Doctors Report Increase in “Broken Heart Syndrome”
Every so often, we read a poignant news story about a couple, married for years, who pass away only a few days apart. “His wife died from a stroke, and he died of a broken heart,” the story might go.
Though that is just a saying, there actually is something to it, report cardiologists. According to The European Society of Cardiology (ESC), a condition called “broken heart syndrome” most commonly occurs when a person experiences severe emotional distress after a sad or stressful event, such as the loss of a loved one.
The ESC says the symptoms of broken heart syndrome resemble those of a heart attack. They describe it as “a sudden temporary weakening of the heart muscles that causes the left ventricle of the heart to balloon out at the bottom while the neck remains narrow.” The condition is also referred to as stress cardiomyopathy—and when it was first described by doctors in Japan, they called it “takotsubo syndrome,” because the shape of the heart resembles a Japanese octopus trap—“tako” for octopus, “tsubo” for trap.
According to the American College of Cardiology, “Episodes are thought to be driven by the sympathetic response and surges of adrenaline in the body, similar to the well-known fight-or-flight reaction.” They note that broken heart syndrome also can be brought on not only by grief, but by an emergency situation, and they’ve found that cases rise in an area that has experienced a natural disaster.
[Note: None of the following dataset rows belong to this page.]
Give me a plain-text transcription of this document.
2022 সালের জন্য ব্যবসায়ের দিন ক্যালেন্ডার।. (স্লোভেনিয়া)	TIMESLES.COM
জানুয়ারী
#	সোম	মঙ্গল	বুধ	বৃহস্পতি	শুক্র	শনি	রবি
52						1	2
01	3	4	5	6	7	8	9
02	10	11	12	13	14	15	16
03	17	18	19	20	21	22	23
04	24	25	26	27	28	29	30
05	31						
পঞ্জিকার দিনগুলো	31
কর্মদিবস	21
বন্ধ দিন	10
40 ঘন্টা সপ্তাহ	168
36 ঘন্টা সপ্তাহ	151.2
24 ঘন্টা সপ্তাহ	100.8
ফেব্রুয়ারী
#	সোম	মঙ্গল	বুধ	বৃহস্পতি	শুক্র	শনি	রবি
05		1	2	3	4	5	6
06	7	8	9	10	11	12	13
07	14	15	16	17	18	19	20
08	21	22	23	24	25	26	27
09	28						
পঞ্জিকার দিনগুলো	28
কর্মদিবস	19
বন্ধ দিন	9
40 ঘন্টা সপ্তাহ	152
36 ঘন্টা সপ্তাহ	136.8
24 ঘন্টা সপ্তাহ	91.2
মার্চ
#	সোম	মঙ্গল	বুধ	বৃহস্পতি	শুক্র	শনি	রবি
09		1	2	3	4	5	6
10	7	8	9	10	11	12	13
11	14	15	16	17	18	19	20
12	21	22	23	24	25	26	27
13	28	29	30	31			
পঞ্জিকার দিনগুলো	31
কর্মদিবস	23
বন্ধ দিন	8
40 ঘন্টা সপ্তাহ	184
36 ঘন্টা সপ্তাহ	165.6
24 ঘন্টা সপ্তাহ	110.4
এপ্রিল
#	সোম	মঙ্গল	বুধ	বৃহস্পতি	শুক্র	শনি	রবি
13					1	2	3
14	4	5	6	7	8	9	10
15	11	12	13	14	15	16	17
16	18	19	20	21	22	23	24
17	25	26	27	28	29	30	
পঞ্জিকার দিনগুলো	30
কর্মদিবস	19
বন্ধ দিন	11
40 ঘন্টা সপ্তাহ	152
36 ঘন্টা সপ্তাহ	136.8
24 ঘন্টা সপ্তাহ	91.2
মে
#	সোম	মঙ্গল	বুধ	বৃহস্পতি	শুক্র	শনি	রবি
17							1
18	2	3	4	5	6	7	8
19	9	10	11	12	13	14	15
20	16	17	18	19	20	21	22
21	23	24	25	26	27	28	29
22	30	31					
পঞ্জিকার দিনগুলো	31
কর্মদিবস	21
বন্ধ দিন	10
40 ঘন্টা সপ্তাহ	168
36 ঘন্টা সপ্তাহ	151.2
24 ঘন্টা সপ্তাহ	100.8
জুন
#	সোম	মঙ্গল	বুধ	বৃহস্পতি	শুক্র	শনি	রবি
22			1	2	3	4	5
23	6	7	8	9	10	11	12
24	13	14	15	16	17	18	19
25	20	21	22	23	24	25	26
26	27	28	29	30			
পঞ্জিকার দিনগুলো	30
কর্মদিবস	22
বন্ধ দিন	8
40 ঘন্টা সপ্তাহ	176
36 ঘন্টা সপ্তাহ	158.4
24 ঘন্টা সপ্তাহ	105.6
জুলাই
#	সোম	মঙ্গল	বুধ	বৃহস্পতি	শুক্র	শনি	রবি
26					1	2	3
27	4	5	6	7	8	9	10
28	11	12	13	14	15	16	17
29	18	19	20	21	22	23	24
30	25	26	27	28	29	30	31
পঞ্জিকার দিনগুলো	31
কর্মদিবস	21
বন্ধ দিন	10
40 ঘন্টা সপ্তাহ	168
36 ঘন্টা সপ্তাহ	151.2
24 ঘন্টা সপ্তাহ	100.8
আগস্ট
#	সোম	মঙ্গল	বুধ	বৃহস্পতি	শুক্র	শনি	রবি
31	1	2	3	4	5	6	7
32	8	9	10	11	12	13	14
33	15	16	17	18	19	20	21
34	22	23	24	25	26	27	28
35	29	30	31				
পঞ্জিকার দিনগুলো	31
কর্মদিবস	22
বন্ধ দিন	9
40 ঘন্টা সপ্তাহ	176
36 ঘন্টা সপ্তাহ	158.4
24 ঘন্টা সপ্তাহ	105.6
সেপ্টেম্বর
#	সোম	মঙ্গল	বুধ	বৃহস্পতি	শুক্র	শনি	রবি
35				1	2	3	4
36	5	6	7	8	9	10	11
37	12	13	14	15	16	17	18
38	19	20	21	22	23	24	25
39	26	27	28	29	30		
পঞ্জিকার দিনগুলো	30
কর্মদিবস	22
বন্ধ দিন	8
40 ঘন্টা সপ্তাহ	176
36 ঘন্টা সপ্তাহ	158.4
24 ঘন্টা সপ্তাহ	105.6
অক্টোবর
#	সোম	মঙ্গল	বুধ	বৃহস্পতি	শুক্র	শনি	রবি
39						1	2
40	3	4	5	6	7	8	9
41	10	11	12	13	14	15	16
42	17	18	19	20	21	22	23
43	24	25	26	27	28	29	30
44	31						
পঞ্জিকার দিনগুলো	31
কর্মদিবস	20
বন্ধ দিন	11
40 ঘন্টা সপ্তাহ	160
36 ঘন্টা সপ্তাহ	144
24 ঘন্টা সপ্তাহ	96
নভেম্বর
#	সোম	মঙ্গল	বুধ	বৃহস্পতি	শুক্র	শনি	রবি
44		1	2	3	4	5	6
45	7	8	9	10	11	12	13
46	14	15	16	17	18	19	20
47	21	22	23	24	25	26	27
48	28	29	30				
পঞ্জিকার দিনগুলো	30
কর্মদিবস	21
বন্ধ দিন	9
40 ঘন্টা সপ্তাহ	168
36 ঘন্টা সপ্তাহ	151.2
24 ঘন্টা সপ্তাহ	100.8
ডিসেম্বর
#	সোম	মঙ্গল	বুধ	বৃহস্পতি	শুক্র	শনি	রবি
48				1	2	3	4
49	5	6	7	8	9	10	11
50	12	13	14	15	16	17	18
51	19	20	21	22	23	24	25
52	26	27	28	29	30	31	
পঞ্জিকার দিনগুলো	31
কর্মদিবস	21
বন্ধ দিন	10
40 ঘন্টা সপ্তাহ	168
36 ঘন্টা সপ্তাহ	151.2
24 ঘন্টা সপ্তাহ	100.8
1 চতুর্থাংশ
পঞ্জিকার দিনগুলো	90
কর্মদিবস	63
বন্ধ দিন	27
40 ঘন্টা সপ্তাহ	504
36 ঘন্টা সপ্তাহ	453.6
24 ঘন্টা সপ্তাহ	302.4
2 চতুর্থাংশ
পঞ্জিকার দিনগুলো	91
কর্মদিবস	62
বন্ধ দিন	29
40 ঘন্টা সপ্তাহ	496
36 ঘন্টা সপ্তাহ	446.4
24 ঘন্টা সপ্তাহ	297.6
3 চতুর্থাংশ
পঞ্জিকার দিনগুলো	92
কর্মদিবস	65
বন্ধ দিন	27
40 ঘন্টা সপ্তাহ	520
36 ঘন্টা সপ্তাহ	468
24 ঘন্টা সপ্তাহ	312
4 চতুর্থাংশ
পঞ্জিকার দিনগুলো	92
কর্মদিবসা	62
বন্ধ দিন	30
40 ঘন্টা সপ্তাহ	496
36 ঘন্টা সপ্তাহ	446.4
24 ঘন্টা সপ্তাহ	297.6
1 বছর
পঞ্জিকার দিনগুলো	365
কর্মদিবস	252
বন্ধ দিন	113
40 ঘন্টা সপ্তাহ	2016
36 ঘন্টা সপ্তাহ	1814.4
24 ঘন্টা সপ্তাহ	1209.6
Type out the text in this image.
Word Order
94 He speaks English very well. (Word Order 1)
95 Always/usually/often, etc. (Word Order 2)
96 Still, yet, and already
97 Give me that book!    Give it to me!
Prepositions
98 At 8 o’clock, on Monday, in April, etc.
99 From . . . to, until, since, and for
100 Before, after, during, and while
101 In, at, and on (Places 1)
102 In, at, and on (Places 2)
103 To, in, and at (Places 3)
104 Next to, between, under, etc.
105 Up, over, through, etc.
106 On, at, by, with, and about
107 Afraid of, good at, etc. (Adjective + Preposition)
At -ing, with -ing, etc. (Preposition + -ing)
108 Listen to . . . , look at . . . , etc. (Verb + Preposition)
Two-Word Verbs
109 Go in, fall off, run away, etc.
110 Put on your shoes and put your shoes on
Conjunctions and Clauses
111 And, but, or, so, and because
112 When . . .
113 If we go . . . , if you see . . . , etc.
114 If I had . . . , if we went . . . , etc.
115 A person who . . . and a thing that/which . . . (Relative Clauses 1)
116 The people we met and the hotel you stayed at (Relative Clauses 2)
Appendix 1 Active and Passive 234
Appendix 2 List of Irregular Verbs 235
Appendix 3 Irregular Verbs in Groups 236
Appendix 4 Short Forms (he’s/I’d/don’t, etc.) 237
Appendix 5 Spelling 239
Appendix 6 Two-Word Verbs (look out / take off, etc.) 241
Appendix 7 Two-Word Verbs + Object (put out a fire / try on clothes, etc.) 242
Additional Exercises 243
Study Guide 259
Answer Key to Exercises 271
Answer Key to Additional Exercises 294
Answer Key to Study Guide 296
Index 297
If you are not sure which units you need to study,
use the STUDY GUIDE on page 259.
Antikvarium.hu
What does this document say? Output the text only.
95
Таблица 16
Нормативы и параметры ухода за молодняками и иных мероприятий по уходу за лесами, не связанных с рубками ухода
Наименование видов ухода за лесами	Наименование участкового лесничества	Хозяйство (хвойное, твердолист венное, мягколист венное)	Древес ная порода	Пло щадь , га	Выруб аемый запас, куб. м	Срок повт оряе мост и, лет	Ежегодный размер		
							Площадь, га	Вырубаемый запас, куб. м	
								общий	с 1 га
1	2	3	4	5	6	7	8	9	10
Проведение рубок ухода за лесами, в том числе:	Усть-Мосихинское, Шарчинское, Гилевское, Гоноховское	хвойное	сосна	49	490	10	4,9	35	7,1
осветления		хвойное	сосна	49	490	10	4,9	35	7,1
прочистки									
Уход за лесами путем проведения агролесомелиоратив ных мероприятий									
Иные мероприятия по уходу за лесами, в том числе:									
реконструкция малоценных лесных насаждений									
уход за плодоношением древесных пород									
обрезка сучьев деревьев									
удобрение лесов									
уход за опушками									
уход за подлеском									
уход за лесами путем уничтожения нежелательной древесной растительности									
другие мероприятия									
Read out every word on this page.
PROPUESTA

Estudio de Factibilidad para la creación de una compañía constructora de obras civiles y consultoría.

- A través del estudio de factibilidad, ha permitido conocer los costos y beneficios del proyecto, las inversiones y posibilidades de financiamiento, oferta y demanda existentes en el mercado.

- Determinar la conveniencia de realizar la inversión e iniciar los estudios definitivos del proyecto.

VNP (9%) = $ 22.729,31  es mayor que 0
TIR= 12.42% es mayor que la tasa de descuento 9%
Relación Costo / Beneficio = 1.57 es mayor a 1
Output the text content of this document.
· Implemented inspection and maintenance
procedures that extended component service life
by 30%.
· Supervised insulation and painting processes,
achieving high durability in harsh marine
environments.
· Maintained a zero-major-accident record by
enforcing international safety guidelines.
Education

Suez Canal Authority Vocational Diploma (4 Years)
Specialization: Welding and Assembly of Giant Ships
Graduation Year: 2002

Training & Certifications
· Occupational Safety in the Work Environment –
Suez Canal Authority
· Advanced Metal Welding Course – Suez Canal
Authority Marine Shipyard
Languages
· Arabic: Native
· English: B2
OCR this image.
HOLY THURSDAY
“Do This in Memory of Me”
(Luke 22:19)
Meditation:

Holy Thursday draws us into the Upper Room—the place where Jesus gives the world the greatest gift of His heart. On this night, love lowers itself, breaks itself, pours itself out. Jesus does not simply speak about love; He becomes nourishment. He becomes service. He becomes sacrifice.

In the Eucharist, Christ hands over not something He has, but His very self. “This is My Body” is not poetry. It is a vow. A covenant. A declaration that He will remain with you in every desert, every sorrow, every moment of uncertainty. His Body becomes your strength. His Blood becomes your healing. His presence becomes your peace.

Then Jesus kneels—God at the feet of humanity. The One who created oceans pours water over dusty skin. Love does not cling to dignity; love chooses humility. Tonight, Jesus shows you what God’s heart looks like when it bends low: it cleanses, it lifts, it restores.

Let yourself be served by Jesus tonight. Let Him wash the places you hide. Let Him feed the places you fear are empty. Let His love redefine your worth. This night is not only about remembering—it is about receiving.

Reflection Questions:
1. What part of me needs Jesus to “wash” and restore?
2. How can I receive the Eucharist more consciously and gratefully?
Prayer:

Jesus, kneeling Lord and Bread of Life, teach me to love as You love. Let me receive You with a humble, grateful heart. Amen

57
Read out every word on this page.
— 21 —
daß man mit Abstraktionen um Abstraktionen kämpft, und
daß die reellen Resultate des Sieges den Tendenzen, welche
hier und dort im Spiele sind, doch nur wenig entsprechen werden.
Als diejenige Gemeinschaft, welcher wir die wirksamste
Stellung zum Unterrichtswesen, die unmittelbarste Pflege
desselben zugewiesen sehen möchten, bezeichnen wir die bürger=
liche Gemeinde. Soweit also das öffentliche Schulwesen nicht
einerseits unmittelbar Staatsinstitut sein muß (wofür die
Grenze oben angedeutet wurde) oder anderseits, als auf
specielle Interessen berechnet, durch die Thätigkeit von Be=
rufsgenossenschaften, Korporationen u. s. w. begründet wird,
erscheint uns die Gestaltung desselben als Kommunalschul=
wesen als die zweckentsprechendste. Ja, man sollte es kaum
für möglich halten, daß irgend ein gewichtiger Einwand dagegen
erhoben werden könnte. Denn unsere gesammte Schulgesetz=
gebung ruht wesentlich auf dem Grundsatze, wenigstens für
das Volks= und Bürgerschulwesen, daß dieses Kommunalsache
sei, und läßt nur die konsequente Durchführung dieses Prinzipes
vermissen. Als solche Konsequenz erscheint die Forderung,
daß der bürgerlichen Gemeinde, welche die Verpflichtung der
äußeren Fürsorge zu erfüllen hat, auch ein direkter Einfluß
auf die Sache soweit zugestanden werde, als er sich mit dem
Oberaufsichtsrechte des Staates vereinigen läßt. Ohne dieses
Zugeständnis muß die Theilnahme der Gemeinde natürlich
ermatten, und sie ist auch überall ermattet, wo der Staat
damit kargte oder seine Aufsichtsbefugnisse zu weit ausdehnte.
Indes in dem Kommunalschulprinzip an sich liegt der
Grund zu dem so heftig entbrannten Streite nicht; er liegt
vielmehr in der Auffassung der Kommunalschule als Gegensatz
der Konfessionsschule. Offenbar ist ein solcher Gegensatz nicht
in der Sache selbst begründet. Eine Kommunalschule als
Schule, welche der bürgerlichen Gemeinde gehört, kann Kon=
The Broken Heart Syndrome and Coronavirus
We can safely say that our nation is in the midst of a natural disaster right now during the coronavirus pandemic. So it’s not surprising that in July 2020, experts from the Cleveland Clinic reported an increase in cases of broken heart syndrome.
“The COVID-19 pandemic has brought about multiple levels of stress in people’s lives across the country and world. People are not only worried about themselves or their families becoming ill, they are dealing with economic and emotional issues, societal problems and potential loneliness and isolation,” reported Dr. Ankur Kalra, a Cleveland Clinic cardiologist who led the study. “The stress can have physical effects on our bodies and our hearts, as evidenced by the increasing diagnoses of stress cardiomyopathy we are experiencing.”
Dr. Kalra’s study, which was published in JAMA Network Open, found a significant increase in diagnoses of broken heart syndrome among patients who reported heart-related symptoms (7.8% of these patients, compared to only 1.7% before the pandemic). It’s important to note that none of these patients tested positive for COVID-19—their problem was not caused by the virus, but by stress.
While most patients completely recover from broken heart syndrome, it’s important to seek medical help right away to ensure the correct diagnosis and appropriate treatment. Symptoms include chest pain, irregular heartbeat, breathlessness, fainting and low blood pressure.
Doctors want us to know that while some patients these days are hesitating to seek help for symptoms of heart problems, medical professionals and hospitals are ready and able to see patients, and are taking precautions to protect them from exposure to the coronavirus.
“While the pandemic continues to evolve, self-care during this difficult time is critical to our heart health, and our overall health,” said Dr. Grant Reed, senior author of the study. “For those who feel overwhelmed by stress, it’s important to reach out to your healthcare provider. Exercise, meditation and connecting with family and friends, while maintaining physical distance and safety measures, can also help relieve anxiety.”